Summary: Intro to Romans 1
Romans 1 - Intro - 1/11/09
Turn with me this morning to Romans 1. Romans comes in the NT after the four gospels, M,M,L,J, and after the book of the Acts of the Apostles. So, we have the history of the gospel, the record of how the gospel brought change to the world, and then in Romans, we have the explanation of the gospel. The word “gospel” literally means “good news.” We are going to spent the next several weeks looking at the book of Romans, seeing what the gospel, the “good news” really is.
"On May 24, 1738, a discouraged missionary went ‘very unwillingly’ to a religious meeting in London. There a miracle took place. ‘About a quarter before nine,’ he wrote in his journal, ‘I felt my heart strangely warmed. I felt I did trust in Christ, Christ alone, for salvation; and an assurance was given me that He had taken away my sins, even mine, and saved me from the law of sin and death.’ That missionary was John Wesley. The message he heard that evening was the preface to Martin Luther’s commentary on the book of Romans. Just a few months before, Wesley had written in his journal: ‘I went to America to convert the Indians; but Oh! who shall convert me?’ That evening in Alders gate Street, his question was answered. And the result was the great Wesley Revival that swept England and transformed the world."
The book of Romans is to Christianity what the Declaration of Independence is to America and the Magna Carta is to Great Britain! It can set you free if you study it and believe it.
Martin Luther in his book “Preface to the Letter of St. Paul to the Romans” argues that:
“This letter is truly the most important piece in the New Testament. It is purest Gospel. It is well worth a Christian’s while not only to memorize it word for word but also to occupy himself with it daily, as though it were the daily bread of the soul. It is impossible to read or to meditate on this letter too much or too well. The more one deals with it, the more precious it becomes and the better it tastes. Therefore I want to carry out my service and, with this preface, provide an introduction to the letter, insofar as God gives me the ability, so that every one can gain the fullest possible understanding of it. . . . it is in itself a bright light, almost bright enough to illumine the entire Scripture.”
Having said that, let’s realize that this book, loved by many, but often overlooked because it seems deep or wordy, is really a treasure trove for us, full of practical help in understanding the “good news” that is ours.
A quick look at any newspaper or a news magazine, or a few minutes watching the news on TV reminds us that in our world most news is bad and seems to be getting worse. What is happening on a national and worldwide scale is simply the magnification of what is happening on an individual level. As personal problems, animosities, and fears increase, so do their counterparts in society at large. People are in the grip of a terrifying power that holds them at the very core of their being. Left unchecked, it pushes them to self-destruction in one form or another. That power is sin, which is always bad news.

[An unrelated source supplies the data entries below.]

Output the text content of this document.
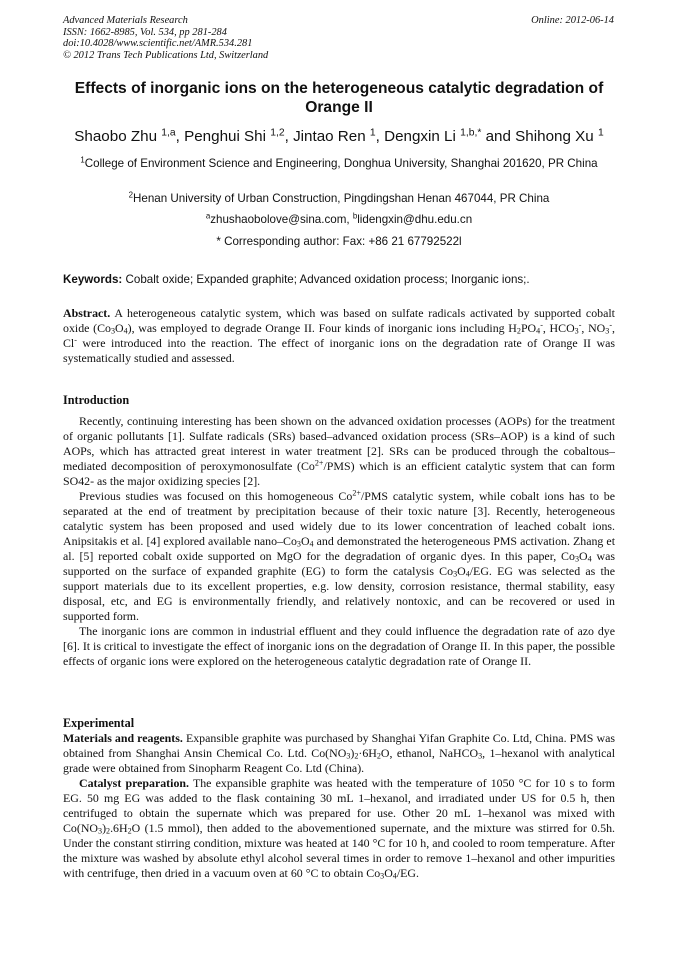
Advanced Materials Research
ISSN: 1662-8985, Vol. 534, pp 281-284
doi:10.4028/www.scientific.net/AMR.534.281
© 2012 Trans Tech Publications Ltd, Switzerland
Online: 2012-06-14
Effects of inorganic ions on the heterogeneous catalytic degradation of Orange II
Shaobo Zhu $^{1,a}$, Penghui Shi $^{1,2}$, Jintao Ren $^1$, Dengxin Li $^{1,b,*}$ and Shihong Xu $^1$
$^1$College of Environment Science and Engineering, Donghua University, Shanghai 201620, PR China
$^2$Henan University of Urban Construction, Pingdingshan Henan 467044, PR China
$^a$zhushaobolove@sina.com, $^b$lidengxin@dhu.edu.cn
* Corresponding author: Fax: +86 21 67792522l
Keywords: Cobalt oxide; Expanded graphite; Advanced oxidation process; Inorganic ions;.

Abstract. A heterogeneous catalytic system, which was based on sulfate radicals activated by supported cobalt oxide $(Co_3O_4)$, was employed to degrade Orange II. Four kinds of inorganic ions including $H_2PO_4^-$, $HCO_3^-$, $NO_3^-$, Cl- were introduced into the reaction. The effect of inorganic ions on the degradation rate of Orange II was systematically studied and assessed.

Introduction

Recently, continuing interesting has been shown on the advanced oxidation processes (AOPs) for the treatment of organic pollutants [1]. Sulfate radicals (SRs) based–advanced oxidation process (SRs–AOP) is a kind of such AOPs, which has attracted great interest in water treatment [2]. SRs can be produced through the cobaltous–mediated decomposition of peroxymonosulfate $(Co^{2+}/PMS)$ which is an efficient catalytic system that can form SO42- as the major oxidizing species [2].

Previous studies was focused on this homogeneous $Co^{2+}$/PMS catalytic system, while cobalt ions has to be separated at the end of treatment by precipitation because of their toxic nature [3]. Recently, heterogeneous catalytic system has been proposed and used widely due to its lower concentration of leached cobalt ions. Anipsitakis et al. [4] explored available nano–$Co_3O_4$ and demonstrated the heterogeneous PMS activation. Zhang et al. [5] reported cobalt oxide supported on MgO for the degradation of organic dyes. In this paper, $Co_3O_4$ was supported on the surface of expanded graphite (EG) to form the catalysis $Co_3O_4/EG$. EG was selected as the support materials due to its excellent properties, e.g. low density, corrosion resistance, thermal stability, easy disposal, etc, and EG is environmentally friendly, and relatively nontoxic, and can be recovered or used in supported form.

The inorganic ions are common in industrial effluent and they could influence the degradation rate of azo dye [6]. It is critical to investigate the effect of inorganic ions on the degradation of Orange II. In this paper, the possible effects of organic ions were explored on the heterogeneous catalytic degradation rate of Orange II.

Experimental

Materials and reagents. Expansible graphite was purchased by Shanghai Yifan Graphite Co. Ltd, China. PMS was obtained from Shanghai Ansin Chemical Co. Ltd. $Co(NO_3)_2\cdot 6H_2O$, ethanol, NaHCO$_3$, 1–hexanol with analytical grade were obtained from Sinopharm Reagent Co. Ltd (China).

Catalyst preparation. The expansible graphite was heated with the temperature of 1050 °C for 10 s to form EG. 50 mg EG was added to the flask containing 30 mL 1–hexanol, and irradiated under US for 0.5 h, then centrifuged to obtain the supernate which was prepared for use. Other 20 mL 1–hexanol was mixed with $Co(NO_3)_2.6H_2O$ (1.5 mmol), then added to the abovementioned supernate, and the mixture was stirred for 0.5h. Under the constant stirring condition, mixture was heated at 140 °C for 10 h, and cooled to room temperature. After the mixture was washed by absolute ethyl alcohol several times in order to remove 1–hexanol and other impurities with centrifuge, then dried in a vacuum oven at 60 °C to obtain $Co_3O_4/EG$.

Sin has selfishness at its heart. The basic element of fallen human nature is the exaltation of self. When Satan fell, he was asserting his own will above God’s will, declaring “I will. . .” in Isaiah 14:13-14, a passage which speaks of Satan’s fall: “I will ascend to heaven; I will raise my throne above the stars of God; I will sit enthroned on the mount of assembly, on the utmost heights of the sacred mountain. I will ascend above the tops of the clouds; I will make myself like the Most High.”
Man fell by the same self-will, when Adam and Eve asserted their own understanding about right and wrong above God’s clear instruction. By nature every person is self-centered and inclined to have his own way.
Sin produces guilt. This is another form of bad news. No matter how convincingly one tries to justify selfishness, its inevitable abuse of things and people cannot escape generating guilt. When guilt is ignored or suppressed, it continues to grow and intensify, and with it comes anxiety, fear, sleeplessness, and countless other spiritual and physical afflictions. Many people try to overcome those afflictions by masking them with possessions, money, alcohol, drugs, sex, travel, and psychoanalysis. They try to ease their guilt by blaming society, parents, a deprived childhood, environment, and even God himself. But the irresponsible notion of blaming other persons and things only aggravates the guilt and escalates the accompanying afflictions.